Scrapie: Alle Proben vom 2. Hof negativ Skip to content
Photo: Dagmar Trodler.

Scrapie: Alle Proben vom 2. Hof negativ

Keine Scrapie ist in den Proben gefunden worden, die aus dem Gehirn von Schafen vom Hof Syðri-Urriðaá im nordisländischen Miðfjörður genommen worden waren, berichtet RÚV. Dort hatten im April alle Schafe gekeult werden müssen, nachdem bei einem im Jahr 2020 zugekauften Schaf die durch Prionen ausgelöste unheilbare Nervenkrankheit Scrapie festgestellt worden war.
Das Schaf stammte vom Hof Bergstaðir, wo nach der Diagnose bereits alle Schafe gekeult worden waren. Da es Jahre dauern kann, bis Scrapie sich nach aussen hin zeigt und die Krankheit nicht einmal in jeder Probe gleich sichtbar ist, zeigen die Ergebnisse MAST zufolge nur, dass kein Prion festgestellt wurde, was aber nicht heisst, dass die untersuchten Schafe scrapie-frei waren. Die Prionen kann man nur im Hirngewebe gekeulter Tiere suchen.

Keulung kurz vor der Lammzeit
Auf Syðra-Urriðaá waren am 18. April 720 Schafe gekeult worden. Bereits Anfang April waren auf Bergstaðir alle 700 Schafe gekeult worden.
Die Schafbäuerin Dagbjört Diljá Einþórsdóttir auf Urriðaá sagt, sie sei wütend und traurig zugleich über diese Nachricht. Man habe alles versucht, um die Tötung der Schafe so kurz vor der Lammsaison zu verhindern, doch ohne Erfolg. Die allermeisten Auen standen kurz vor der Geburt. Das einzig Gute daran sei, dass sich keine Scrapie von ihren Schafen auf andere Höfe übertragen habe, das sei eine Erleichterung.

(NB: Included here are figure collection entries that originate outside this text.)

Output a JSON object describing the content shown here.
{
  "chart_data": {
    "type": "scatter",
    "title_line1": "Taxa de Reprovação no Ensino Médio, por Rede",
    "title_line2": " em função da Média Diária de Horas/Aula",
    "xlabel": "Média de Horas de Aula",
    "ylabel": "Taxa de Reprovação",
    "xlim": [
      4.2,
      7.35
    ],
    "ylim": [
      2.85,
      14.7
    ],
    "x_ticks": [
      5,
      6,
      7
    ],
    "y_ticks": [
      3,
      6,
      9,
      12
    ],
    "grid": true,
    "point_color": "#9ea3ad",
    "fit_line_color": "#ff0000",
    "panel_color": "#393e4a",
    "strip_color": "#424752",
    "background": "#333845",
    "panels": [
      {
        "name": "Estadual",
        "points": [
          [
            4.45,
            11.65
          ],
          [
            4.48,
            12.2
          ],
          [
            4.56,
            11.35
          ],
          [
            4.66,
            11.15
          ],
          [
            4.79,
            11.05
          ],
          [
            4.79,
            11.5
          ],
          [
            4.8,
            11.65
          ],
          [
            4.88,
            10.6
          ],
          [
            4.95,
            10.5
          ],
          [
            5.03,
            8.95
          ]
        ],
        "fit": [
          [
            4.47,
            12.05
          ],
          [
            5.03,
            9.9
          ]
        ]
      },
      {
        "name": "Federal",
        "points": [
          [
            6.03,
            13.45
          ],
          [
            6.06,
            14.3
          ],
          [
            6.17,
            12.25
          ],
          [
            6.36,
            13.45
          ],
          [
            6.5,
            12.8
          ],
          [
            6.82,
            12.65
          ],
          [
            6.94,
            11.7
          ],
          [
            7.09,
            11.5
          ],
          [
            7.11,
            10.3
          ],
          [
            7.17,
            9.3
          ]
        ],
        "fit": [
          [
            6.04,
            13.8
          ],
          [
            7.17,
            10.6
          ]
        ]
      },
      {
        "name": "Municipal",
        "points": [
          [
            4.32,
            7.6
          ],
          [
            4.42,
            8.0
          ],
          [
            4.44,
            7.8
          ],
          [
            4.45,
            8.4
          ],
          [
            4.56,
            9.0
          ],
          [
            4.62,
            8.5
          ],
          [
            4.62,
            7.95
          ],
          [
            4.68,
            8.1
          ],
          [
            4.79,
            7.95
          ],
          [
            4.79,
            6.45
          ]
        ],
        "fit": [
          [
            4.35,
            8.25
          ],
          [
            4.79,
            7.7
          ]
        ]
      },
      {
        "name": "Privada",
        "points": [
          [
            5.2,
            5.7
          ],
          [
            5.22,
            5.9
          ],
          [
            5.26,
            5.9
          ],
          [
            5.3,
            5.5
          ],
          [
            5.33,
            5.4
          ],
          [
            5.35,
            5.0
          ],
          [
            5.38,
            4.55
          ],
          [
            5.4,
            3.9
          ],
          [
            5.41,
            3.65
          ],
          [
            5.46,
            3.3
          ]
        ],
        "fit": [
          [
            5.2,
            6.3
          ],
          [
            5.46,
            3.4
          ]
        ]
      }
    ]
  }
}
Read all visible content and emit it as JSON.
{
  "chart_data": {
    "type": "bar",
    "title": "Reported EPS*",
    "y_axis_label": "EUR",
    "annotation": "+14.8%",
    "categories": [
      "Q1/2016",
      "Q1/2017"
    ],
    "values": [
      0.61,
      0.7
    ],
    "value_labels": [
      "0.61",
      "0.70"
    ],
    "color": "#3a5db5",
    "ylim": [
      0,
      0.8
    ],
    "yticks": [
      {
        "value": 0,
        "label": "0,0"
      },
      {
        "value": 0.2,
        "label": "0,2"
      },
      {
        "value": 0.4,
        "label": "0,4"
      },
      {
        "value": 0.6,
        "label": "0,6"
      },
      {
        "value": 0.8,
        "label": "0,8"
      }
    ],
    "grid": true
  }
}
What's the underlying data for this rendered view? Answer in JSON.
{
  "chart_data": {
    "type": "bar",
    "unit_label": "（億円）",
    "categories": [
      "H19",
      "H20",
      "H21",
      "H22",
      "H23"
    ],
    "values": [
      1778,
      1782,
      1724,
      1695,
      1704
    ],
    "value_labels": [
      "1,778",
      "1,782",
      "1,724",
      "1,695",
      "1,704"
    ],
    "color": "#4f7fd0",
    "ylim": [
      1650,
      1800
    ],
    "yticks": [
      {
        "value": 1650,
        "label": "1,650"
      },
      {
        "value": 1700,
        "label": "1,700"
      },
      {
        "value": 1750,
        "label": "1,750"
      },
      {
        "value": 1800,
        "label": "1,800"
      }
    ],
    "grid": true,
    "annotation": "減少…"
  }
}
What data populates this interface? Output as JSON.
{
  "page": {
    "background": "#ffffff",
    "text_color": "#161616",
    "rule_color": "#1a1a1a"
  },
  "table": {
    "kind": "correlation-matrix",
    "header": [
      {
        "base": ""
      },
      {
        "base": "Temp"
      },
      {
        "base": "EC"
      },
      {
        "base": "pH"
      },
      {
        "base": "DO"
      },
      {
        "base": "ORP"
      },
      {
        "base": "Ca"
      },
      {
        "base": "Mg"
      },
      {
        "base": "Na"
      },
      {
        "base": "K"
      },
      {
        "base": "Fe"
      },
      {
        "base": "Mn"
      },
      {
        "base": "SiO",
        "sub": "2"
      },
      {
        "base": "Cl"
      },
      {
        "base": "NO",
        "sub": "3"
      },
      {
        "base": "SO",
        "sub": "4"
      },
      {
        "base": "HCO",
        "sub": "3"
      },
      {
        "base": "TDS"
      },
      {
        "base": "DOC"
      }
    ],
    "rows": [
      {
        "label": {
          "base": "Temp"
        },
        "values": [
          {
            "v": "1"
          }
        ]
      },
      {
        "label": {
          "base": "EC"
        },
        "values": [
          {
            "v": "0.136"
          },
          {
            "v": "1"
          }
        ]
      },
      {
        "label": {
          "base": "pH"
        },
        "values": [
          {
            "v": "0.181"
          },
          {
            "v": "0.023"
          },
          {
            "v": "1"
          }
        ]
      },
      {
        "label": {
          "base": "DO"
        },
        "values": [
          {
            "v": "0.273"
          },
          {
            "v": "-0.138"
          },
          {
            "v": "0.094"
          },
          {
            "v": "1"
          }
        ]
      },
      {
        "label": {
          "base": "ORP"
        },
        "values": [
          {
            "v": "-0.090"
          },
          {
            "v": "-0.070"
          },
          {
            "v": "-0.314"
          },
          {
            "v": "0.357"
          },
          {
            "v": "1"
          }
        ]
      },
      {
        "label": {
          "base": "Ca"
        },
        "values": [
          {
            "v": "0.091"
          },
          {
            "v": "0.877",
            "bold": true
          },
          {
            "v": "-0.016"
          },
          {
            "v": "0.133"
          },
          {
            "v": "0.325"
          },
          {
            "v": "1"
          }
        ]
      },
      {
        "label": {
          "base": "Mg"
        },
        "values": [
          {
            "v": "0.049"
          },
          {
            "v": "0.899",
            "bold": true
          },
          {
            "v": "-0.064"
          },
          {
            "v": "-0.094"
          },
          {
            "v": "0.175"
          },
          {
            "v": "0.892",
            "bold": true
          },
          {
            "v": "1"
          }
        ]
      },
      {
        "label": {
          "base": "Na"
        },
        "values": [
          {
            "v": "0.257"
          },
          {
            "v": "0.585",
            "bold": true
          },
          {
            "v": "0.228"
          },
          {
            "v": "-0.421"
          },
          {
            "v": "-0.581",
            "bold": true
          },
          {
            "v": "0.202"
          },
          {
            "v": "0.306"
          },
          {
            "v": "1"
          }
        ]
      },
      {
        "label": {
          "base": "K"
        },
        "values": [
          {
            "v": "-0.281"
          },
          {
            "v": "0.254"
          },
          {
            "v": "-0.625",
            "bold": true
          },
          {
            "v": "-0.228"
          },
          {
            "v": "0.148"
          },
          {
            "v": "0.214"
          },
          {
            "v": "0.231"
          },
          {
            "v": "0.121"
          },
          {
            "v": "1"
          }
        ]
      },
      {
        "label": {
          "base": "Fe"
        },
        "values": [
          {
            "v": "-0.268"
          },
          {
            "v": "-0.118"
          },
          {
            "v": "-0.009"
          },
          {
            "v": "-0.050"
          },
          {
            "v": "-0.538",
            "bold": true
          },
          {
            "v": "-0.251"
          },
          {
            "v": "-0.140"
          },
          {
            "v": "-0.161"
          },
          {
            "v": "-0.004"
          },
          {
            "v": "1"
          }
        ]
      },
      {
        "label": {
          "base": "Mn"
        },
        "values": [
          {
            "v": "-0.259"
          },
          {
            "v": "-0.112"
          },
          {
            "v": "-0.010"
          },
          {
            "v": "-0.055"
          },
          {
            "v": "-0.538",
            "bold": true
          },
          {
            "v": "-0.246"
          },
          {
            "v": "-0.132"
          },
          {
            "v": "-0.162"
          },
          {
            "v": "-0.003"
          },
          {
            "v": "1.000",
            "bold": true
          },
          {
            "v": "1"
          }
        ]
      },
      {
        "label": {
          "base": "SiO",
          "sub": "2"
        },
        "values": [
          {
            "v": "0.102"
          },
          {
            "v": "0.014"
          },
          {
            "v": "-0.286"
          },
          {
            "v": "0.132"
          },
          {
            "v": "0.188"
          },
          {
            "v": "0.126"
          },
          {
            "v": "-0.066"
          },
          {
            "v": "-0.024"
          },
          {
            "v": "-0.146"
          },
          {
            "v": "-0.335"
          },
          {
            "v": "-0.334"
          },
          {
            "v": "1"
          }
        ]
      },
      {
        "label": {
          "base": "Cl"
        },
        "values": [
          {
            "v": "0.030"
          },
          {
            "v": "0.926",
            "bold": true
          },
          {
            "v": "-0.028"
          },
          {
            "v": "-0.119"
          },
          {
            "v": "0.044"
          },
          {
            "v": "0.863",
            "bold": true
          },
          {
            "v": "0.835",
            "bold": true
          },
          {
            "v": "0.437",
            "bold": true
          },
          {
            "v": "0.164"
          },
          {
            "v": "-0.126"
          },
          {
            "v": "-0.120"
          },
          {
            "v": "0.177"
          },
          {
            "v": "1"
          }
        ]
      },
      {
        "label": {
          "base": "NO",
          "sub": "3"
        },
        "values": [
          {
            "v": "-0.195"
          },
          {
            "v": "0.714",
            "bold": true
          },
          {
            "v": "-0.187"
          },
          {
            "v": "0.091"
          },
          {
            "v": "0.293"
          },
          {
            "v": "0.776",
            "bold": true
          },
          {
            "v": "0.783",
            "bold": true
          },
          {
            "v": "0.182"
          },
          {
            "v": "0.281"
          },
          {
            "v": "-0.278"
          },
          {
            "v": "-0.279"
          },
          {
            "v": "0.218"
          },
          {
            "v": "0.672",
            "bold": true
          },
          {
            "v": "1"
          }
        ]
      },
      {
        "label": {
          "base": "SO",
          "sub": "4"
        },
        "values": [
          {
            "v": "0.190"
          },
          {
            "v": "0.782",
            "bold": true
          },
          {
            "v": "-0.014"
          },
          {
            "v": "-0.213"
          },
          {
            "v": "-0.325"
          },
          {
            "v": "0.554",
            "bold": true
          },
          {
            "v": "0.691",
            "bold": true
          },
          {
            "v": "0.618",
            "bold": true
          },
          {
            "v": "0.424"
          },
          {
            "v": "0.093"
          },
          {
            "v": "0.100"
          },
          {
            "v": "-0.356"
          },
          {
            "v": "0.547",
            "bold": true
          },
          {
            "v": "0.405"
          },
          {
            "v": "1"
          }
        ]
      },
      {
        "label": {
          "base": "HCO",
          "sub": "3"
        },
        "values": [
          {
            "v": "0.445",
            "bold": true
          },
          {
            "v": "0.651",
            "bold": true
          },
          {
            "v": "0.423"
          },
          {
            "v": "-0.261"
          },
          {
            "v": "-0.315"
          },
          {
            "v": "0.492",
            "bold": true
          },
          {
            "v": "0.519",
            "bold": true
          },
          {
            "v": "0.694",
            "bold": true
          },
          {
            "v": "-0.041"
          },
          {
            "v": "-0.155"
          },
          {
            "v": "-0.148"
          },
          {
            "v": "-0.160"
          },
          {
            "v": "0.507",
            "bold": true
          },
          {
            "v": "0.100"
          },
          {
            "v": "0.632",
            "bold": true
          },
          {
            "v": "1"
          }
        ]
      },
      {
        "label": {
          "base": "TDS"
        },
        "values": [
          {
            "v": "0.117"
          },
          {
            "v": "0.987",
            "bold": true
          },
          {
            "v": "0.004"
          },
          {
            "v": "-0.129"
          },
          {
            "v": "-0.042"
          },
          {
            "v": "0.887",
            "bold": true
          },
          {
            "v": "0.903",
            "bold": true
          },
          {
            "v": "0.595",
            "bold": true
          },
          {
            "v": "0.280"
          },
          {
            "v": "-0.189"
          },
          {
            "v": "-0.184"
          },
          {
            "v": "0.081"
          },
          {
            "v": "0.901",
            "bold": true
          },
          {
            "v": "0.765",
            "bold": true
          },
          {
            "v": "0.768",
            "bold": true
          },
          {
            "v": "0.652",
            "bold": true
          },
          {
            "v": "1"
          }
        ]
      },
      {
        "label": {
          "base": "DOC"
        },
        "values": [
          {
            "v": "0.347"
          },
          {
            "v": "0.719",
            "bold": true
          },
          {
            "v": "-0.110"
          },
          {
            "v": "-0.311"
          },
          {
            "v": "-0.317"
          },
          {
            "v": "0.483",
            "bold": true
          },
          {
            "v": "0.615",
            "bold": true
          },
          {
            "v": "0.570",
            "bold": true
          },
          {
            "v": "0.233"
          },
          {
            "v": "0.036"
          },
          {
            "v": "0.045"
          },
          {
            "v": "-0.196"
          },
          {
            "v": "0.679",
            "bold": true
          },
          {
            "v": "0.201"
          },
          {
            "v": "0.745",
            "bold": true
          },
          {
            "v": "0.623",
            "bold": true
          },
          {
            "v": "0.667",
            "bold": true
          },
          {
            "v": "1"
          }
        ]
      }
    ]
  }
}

Das Ergebnis bedeutet auch dass die etwa 50 Schafe aus der Zucht von Syðri-Urriðaá, die Bauern im Miðfjörður hätten töten sollen, sich aber geweigert hatten, nun doch nicht alle gekeult werden müssen. Um diese Schafe hatte mitten in der Lammsaison eine erbitterte Auseinandersetzung zwischen MAST und den Bauern getobt, unter anderem war damit gedroht worden, die staatlichen Zahlungen einzustellen und die Schafe per richterlichen Beschluss von den Höfen zu holen.
Þórarinn Óli Rafnsson, der Vorsitzende des Schafzuchtverbandes Húnaþing vestra, sagte RÚV gegenüber, Schafe aus dem Jahr 2020 und älter dürften nun leben, jüngere müssten allerdings getötet werden.